それは、冒頭述べましたように、写実的な、具体的な姿が目に見えるような句が好きだという好みです。以下、続けて列挙しますと、

春は曙血圧計を巻いてをり
雛壇より十二単の糸電話
春の牛として野菜炒め喰らう
永劫に座る男や夏の河
五月には五月の鯨太平洋
黒南風やラベルのずれるビール瓶
紙飛行機ほどの孤独よアキアカネ
白桃と云ふ眼球の爛熟や
芋虫の礼儀正しき咀嚼音
カクテルに秋の地球を絞りけり
感情に古層のありて赤まんま
青年は死と兎とを肩に乗せ
不安とは火星人の冬帽子
菫色のペンギン眠る初明り
万物に臭ひのありて火星かな
少年は顔より孵化を始めけり

それから、ひとの名前が強烈に、その名前そのものの力を借りて詩になっている句。

花闇に江波杏子の儀式かな
昭和の日バカボンは天才だったのか

わたしの好きな不思議の国のアリスの句。
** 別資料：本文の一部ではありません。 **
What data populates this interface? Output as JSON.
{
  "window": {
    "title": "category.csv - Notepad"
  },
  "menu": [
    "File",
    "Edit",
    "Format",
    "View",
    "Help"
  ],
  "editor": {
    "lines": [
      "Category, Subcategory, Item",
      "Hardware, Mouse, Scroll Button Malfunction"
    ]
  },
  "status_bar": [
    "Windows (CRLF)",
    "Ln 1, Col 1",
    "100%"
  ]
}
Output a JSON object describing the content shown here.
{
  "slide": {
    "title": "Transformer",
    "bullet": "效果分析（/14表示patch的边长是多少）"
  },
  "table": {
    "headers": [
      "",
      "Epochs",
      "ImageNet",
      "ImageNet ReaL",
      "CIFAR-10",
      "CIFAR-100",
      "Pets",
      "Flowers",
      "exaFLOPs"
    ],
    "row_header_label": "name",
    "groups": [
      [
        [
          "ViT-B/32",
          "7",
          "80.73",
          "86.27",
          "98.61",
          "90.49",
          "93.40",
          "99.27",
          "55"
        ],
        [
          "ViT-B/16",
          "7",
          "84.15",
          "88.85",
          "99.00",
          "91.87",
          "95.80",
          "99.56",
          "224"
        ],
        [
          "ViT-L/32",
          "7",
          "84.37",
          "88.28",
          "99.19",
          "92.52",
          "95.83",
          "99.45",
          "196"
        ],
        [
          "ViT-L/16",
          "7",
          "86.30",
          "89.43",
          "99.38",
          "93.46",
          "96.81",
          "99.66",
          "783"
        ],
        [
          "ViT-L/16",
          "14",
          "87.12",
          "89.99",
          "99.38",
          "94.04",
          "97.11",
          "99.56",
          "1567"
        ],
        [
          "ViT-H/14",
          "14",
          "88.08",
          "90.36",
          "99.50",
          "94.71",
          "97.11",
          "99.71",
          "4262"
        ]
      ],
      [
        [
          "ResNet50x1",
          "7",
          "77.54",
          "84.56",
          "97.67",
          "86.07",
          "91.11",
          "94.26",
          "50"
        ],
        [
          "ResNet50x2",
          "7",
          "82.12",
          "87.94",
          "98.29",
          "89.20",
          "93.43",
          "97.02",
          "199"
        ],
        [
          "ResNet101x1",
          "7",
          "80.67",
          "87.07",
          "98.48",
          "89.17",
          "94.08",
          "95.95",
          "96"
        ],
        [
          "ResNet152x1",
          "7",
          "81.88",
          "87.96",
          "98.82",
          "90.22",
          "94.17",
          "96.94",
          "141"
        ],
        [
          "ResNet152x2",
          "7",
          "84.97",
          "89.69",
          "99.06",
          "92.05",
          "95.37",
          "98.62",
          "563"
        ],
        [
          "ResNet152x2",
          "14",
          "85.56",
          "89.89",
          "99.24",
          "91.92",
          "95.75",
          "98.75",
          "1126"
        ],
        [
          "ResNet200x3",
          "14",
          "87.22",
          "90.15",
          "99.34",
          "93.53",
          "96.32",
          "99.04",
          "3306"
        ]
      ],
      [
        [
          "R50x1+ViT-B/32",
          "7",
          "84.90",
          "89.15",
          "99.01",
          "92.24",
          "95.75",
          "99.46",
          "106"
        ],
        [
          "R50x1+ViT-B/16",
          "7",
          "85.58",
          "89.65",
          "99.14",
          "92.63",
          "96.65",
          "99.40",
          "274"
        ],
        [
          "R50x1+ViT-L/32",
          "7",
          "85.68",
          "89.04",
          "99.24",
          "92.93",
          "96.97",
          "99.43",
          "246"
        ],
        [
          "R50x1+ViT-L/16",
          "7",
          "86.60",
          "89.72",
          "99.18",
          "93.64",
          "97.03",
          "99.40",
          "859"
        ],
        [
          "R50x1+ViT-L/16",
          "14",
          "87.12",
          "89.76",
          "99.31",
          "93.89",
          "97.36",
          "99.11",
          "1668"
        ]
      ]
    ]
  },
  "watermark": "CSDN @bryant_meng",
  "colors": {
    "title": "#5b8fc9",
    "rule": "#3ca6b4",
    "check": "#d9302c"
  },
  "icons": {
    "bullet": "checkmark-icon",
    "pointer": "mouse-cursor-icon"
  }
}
やはり、同じように、名前が力を持っている。

野遊のアリスと兎手にナイフ
花曇ハンプティ・ダンプティに黄身ありや

それから、一寸抽象的な言語論理の世界の論理そのものを見事にイメージ、形象に転化させた句。

たんぽぽの絮のすてきな仮定法

また、同様に、言語、言葉の論理の機微に触れた次の句、

小兎を掬う小兎壊れけり

更に、青春や死を思わせる句、

菜の花や明日より近き亡びかな
人界を抜けきれるはず夏燕
飛魚のガラスの鰭や青春や
謝らずどこまでもむく青林檎
青葉騒奥に高校あるらしき
秋うらら棺の釘の素直なり

この流れで、更にブラックユーモアを感じる次の句、

どちらかが死んでいるはず初笑い

最後に、本当は最初に挙げるべき句、

そこまでの岬と知りつつ蝶と行く

この句が最初の作句であるとのこと。

この後の作句がみな、この一句の上に生まれ、成り立っているように思われます。

このような、自分の一生を既にして含んでいる作品、即ち庭という空間を、わたくしもつくりたいものだと切に思いました。